His fingers were soft, strong, and confident as they found her clit. Ginny whimpered, thinking about his cock as he unzipped his fly and let it out in the warm evening air. She wanted it so much now, her body aching to be fucked with an intensity so great that it almost terrified her. On any other night, she knew, it would have. But she knew that this moment would be special. This was everything she had ever dreamed of, everything she had ever wanted. This was the perfect seduction, and she wanted nothing more than to give in to it and let herself melt under his touch. She would let herself be filled with the music, filled with the thick seductive smoke, filled with his-
Ginny's reverie was interrupted by a loud, rhythmic buzzing noise that seemed to reverberate through the cabin of the old pick up truck. She whipped her hand away from her crotch, a bit startled at how easily she'd fallen into her waking dream of unabashed lust, and gripped the wheel tightly as she steered off the rumble strips and back onto the road. It was veering slightly south again, she realized, and she hadn't even noticed. She thought about pulling over and closing her eyes for a little while, but she wasn't sure how long she would sleep if she did.
She rolled down the window instead, hoping that the cool night air would help clear out the cobwebs from her brain. She shifted in her seat, trying to keep her eyes moving so that she didn't succumb to highway hypnosis again.

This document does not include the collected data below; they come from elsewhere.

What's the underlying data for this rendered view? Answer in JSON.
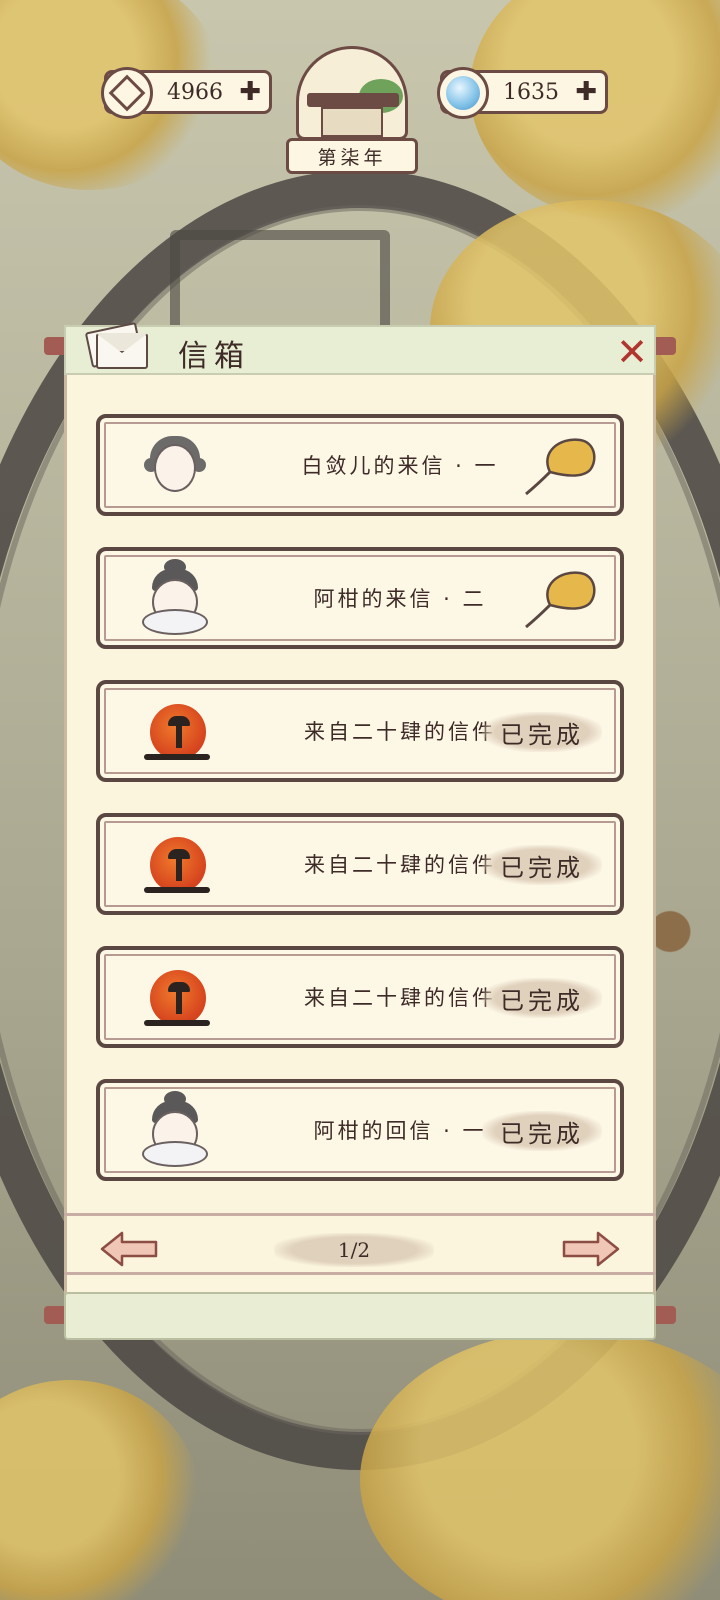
{
  "topbar": {
    "coins": {
      "value": "4966",
      "icon": "coin-icon"
    },
    "water": {
      "value": "1635",
      "icon": "water-drop-icon"
    },
    "year_label": "第柒年"
  },
  "mailbox": {
    "title": "信箱",
    "close_icon": "close-icon",
    "letters": [
      {
        "name": "白敛儿的来信 · 一",
        "avatar": "lady-avatar",
        "right": {
          "type": "reward",
          "icon": "ginkgo-leaf-icon"
        }
      },
      {
        "name": "阿柑的来信 · 二",
        "avatar": "girl-avatar",
        "right": {
          "type": "reward",
          "icon": "ginkgo-leaf-icon"
        }
      },
      {
        "name": "来自二十肆的信件",
        "avatar": "sun-mushroom-avatar",
        "right": {
          "type": "status",
          "text": "已完成"
        }
      },
      {
        "name": "来自二十肆的信件",
        "avatar": "sun-mushroom-avatar",
        "right": {
          "type": "status",
          "text": "已完成"
        }
      },
      {
        "name": "来自二十肆的信件",
        "avatar": "sun-mushroom-avatar",
        "right": {
          "type": "status",
          "text": "已完成"
        }
      },
      {
        "name": "阿柑的回信 · 一",
        "avatar": "girl-avatar",
        "right": {
          "type": "status",
          "text": "已完成"
        }
      }
    ],
    "pagination": {
      "page": "1/2"
    }
  }
}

It didn't help that as the road slowly angled southward, the music grew fainter and more interspersed with bursts of static.
She drove a little faster, hoping the road would curve back to the north, but all she wound up doing was accelerating its descent into white noise. The voice that she'd almost stopped noticing degenerated into a warbling squawk, and Ginny imagined it urgently telling her to turn back now while she could still hear it. She caught herself drifting onto the rumble strip all over again, and angrily wrenched the wheel to the left to follow the road as it curved more sharply.